Ordinarily, we’d expect investment manager stocks to outperform the S&P in a stock market rally. As the broader indices creep up, so does AUM and revenue. Higher top-line growth typically leads to even greater gains in profitability with the help of operating leverage. Assuming no change in the P/E multiple, RIAs stock prices should outpace the market in a bull run.
This isn’t always the case though. So far this year, most classes of RIA stocks have underperformed the market despite its relatively sharp increase through the first three months.
The explanation isn’t necessarily obvious. Investors are likely concerned about the industry’s prospects in the face of fee compression and continued asset outflows. Alternative asset managers were the sector’s sole bright spot as hedge funds tend to do well in volatile market conditions. However, expanding this graph over the last year shows that they too have underperformed the market over this time.
The fallout over this time is primarily attributable to the decline in the (historical) earnings multiple.
Since this multiple is a function of risk and growth, at least one of those factors is weighing on investors. We believe it is a combination of the two. Rising fee pressure and continuing demand for passive products have heightened the industry’s risk profile while dampening growth prospects. The forward multiple has recovered some this year, but that’s likely attributable to analysts’ downward revisions of forward earnings estimates in Q1 after the market decline from the prior quarter.
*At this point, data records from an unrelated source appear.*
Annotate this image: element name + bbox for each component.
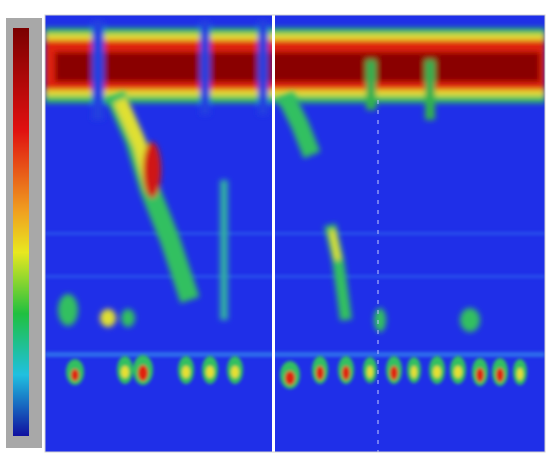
blob (374, 308, 386, 332)
blob (100, 309, 116, 327)
band (45, 232, 545, 235)
streaks (58, 90, 480, 332)
band-dark (55, 52, 540, 82)
contraction (182, 366, 190, 378)
blob (460, 308, 480, 332)
contraction (316, 366, 324, 380)
contraction (476, 368, 484, 382)
contraction (390, 366, 398, 380)
pressure-map (45, 15, 545, 452)
contraction (285, 371, 295, 385)
band (45, 275, 545, 278)
contraction (138, 365, 148, 381)
gap (366, 60, 376, 110)
contraction (411, 366, 417, 378)
contraction (231, 366, 239, 378)
contraction (206, 366, 214, 378)
streak-green (276, 90, 321, 159)
divider (272, 15, 275, 452)
contraction (71, 369, 79, 381)
contraction (454, 366, 462, 378)
blob (121, 309, 135, 327)
contraction (367, 366, 373, 378)
streak-yellow (329, 229, 341, 261)
plot-frame (44, 14, 546, 453)
upper-band (45, 20, 545, 120)
contraction (433, 366, 441, 378)
blob (58, 294, 78, 326)
streak-cyan (220, 180, 228, 320)
gap (200, 20, 210, 115)
contraction (517, 368, 523, 380)
contraction (342, 366, 350, 380)
contraction (121, 366, 129, 378)
lower-contractions (66, 355, 527, 389)
contraction (496, 368, 504, 382)
color-scale (13, 28, 29, 436)
streak-red (143, 142, 161, 198)
contraction-mid (121, 366, 523, 380)
gap (258, 20, 268, 115)
gap (92, 20, 104, 120)
band (45, 352, 545, 357)
contraction-core (71, 365, 504, 385)
baseline-bands (45, 232, 545, 357)
gap (425, 60, 435, 120)
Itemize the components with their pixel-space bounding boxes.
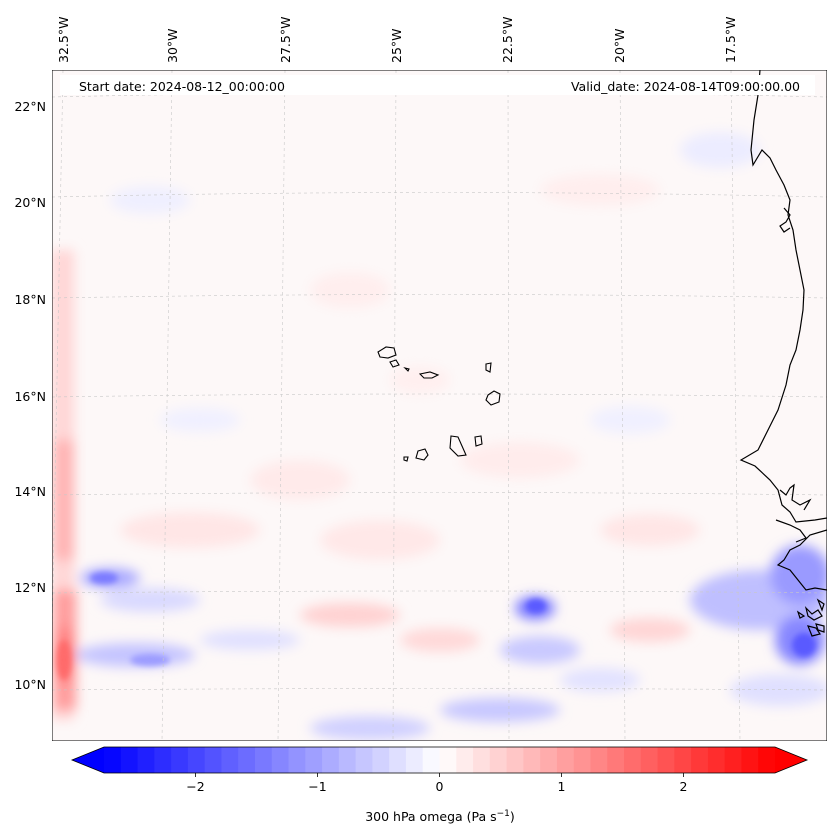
colorbar-cells <box>104 747 776 773</box>
island-maio <box>474 435 483 447</box>
colorbar-cell <box>590 747 608 773</box>
colorbar-cell <box>624 747 642 773</box>
island-santo-antao <box>377 346 397 359</box>
colorbar-tick-label: 1 <box>558 779 566 794</box>
latitude-labels: 22°N 20°N 18°N 16°N 14°N 12°N 10°N <box>14 99 46 692</box>
africa-coastline <box>739 70 827 523</box>
omega-field <box>52 132 827 740</box>
guinea-bissau-coast <box>776 529 827 591</box>
colorbar-cell <box>338 747 357 773</box>
colorbar-cell <box>607 747 625 773</box>
colorbar-cell <box>473 747 491 773</box>
island-sao-vicente <box>389 359 400 368</box>
colorbar-cell <box>221 747 239 773</box>
gambia-coast <box>779 483 812 511</box>
colorbar-cell <box>523 747 541 773</box>
colorbar-cell <box>238 747 256 773</box>
colorbar-tick-label: 2 <box>680 779 688 794</box>
colorbar-extend-high <box>775 747 807 773</box>
lat-label-18n: 18°N <box>14 292 46 307</box>
colorbar-cell <box>305 747 323 773</box>
island-brava <box>403 456 409 462</box>
colorbar-cell <box>271 747 290 773</box>
colorbar-tick-label: −1 <box>308 779 326 794</box>
colorbar-cell <box>741 747 759 773</box>
colorbar-cell <box>355 747 374 773</box>
colorbar-cell <box>405 747 424 773</box>
island-sal <box>485 362 492 373</box>
map-panel: Start date: 2024-08-12_00:00:00 Valid_da… <box>52 70 827 741</box>
colorbar-cell <box>254 747 273 773</box>
colorbar-cell <box>154 747 172 773</box>
lon-label-27-5w: 27.5°W <box>278 17 293 63</box>
lon-label-22-5w: 22.5°W <box>500 17 515 63</box>
lon-label-32-5w: 32.5°W <box>56 17 71 63</box>
lat-label-16n: 16°N <box>14 389 46 404</box>
colorbar-cell <box>456 747 474 773</box>
valid-date: Valid_date: 2024-08-14T09:00:00.00 <box>571 79 800 94</box>
colorbar: −2 −1 0 1 2 300 hPa omega (Pa s−1) <box>70 746 809 824</box>
colorbar-cell <box>758 747 776 773</box>
longitude-labels: 32.5°W 30°W 27.5°W 25°W 22.5°W 20°W 17.5… <box>56 17 738 63</box>
lat-label-14n: 14°N <box>14 484 46 499</box>
colorbar-extend-low <box>72 747 104 773</box>
colorbar-cell <box>556 747 575 773</box>
start-date: Start date: 2024-08-12_00:00:00 <box>79 79 285 94</box>
colorbar-cell <box>657 747 675 773</box>
colorbar-cell <box>137 747 155 773</box>
colorbar-label: 300 hPa omega (Pa s−1) <box>365 809 515 824</box>
lon-label-17-5w: 17.5°W <box>723 17 738 63</box>
colorbar-outline <box>70 746 809 774</box>
colorbar-cell <box>489 747 508 773</box>
colorbar-cell <box>707 747 726 773</box>
colorbar-cell <box>171 747 189 773</box>
colorbar-cell <box>204 747 223 773</box>
colorbar-cell <box>573 747 592 773</box>
lon-label-30w: 30°W <box>165 28 180 63</box>
colorbar-cell <box>372 747 390 773</box>
colorbar-cell <box>422 747 441 773</box>
lon-label-25w: 25°W <box>389 28 404 63</box>
colorbar-cell <box>288 747 306 773</box>
colorbar-ticks: −2 −1 0 1 2 <box>186 773 687 794</box>
colorbar-cell <box>104 747 122 773</box>
colorbar-cell <box>640 747 659 773</box>
island-santa-luzia <box>403 366 410 372</box>
colorbar-cell <box>187 747 206 773</box>
island-boa-vista <box>485 390 501 406</box>
lat-label-10n: 10°N <box>14 677 46 692</box>
lat-label-12n: 12°N <box>14 580 46 595</box>
colorbar-cell <box>389 747 407 773</box>
lon-label-20w: 20°W <box>612 28 627 63</box>
cape-verde-islands <box>377 346 501 462</box>
island-fogo <box>415 448 429 461</box>
coastlines <box>739 70 827 637</box>
colorbar-cell <box>439 747 457 773</box>
colorbar-tick-label: 0 <box>436 779 444 794</box>
island-sao-nicolau <box>418 371 440 379</box>
colorbar-cell <box>540 747 558 773</box>
colorbar-cell <box>506 747 524 773</box>
island-santiago <box>449 435 467 457</box>
colorbar-cell <box>691 747 709 773</box>
colorbar-cell <box>120 747 139 773</box>
colorbar-cell <box>322 747 340 773</box>
info-banner <box>60 75 815 95</box>
colorbar-cell <box>724 747 743 773</box>
colorbar-tick-label: −2 <box>186 779 204 794</box>
lat-label-20n: 20°N <box>14 195 46 210</box>
colorbar-cell <box>674 747 692 773</box>
lat-label-22n: 22°N <box>14 99 46 114</box>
As noted a couple of weeks ago, traditional asset managers have felt these pressures most acutely. Poorly differentiated products have struggled to withstand downward fee velocity and increased competition from ETF strategies. To combat fee pressure, traditional asset managers have had to either pursue scale (e.g. BlackRock) or offer products that are truly differentiated (something that is difficult to do with scale). Investors have been more receptive to the value proposition of wealth management firms as these businesses are (so far) better positioned to maintain pricing schedules.
Implications for Your RIA
Your company is probably facing the same industry headwinds and competitive pressures that publicly traded RIAs are dealing with.
In all likelihood, your investment management firm is much smaller than the public RIAs, many of which have several hundred billion in AUM and thousands of employees across the country. It’s also probably unlikely that your business lost 20% of its value last year like most of the public “comps.” The market for these businesses was particularly volatile in 2018, and year-end happened to fall at the low end of the range. So far this year, most publicly traded RIAs have recovered some of these losses during more favorable market conditions.
Still, we can’t totally ignore what the market is telling us about RIA valuations. We often get pushback from clients for even considering how the market is pricing these businesses (typically as a multiple of earnings) given how large these companies are relative to theirs. The reality though is that your subject company is probably facing the same industry headwinds and competitive pressures that publicly traded RIAs are dealing with. If investors have turned particularly bullish or bearish on the industry’s prospects, we have to consider that in our analysis.
A (Less) Bearish Outlook
The outlook for these businesses is market driven—though it does vary by sector. Trust banks are more susceptible to changes in interest rates and yield curve positioning. Alternative asset managers tend to be more idiosyncratic, but are still influenced by investor sentiment regarding their hard-to-value assets. Wealth managers and traditional asset managers are more vulnerable to trends in active and passive investing.
On balance, the outlook for the rest of 2019 doesn’t look great given what happened to RIA stocks at the end of 2018, but the recent uptick suggests that it’s not as bad as it was a few months ago. The market is clearly anticipating lower revenue and earnings following the Q4 correction, which could be exacerbated if clients start withdrawing their investments. On the other hand, more attractive valuations could also entice more M&A, coming off the heels of a record year in asset manager dealmaking. We’ll keep an eye on all of it during what will likely be a very interesting year for RIA valuations.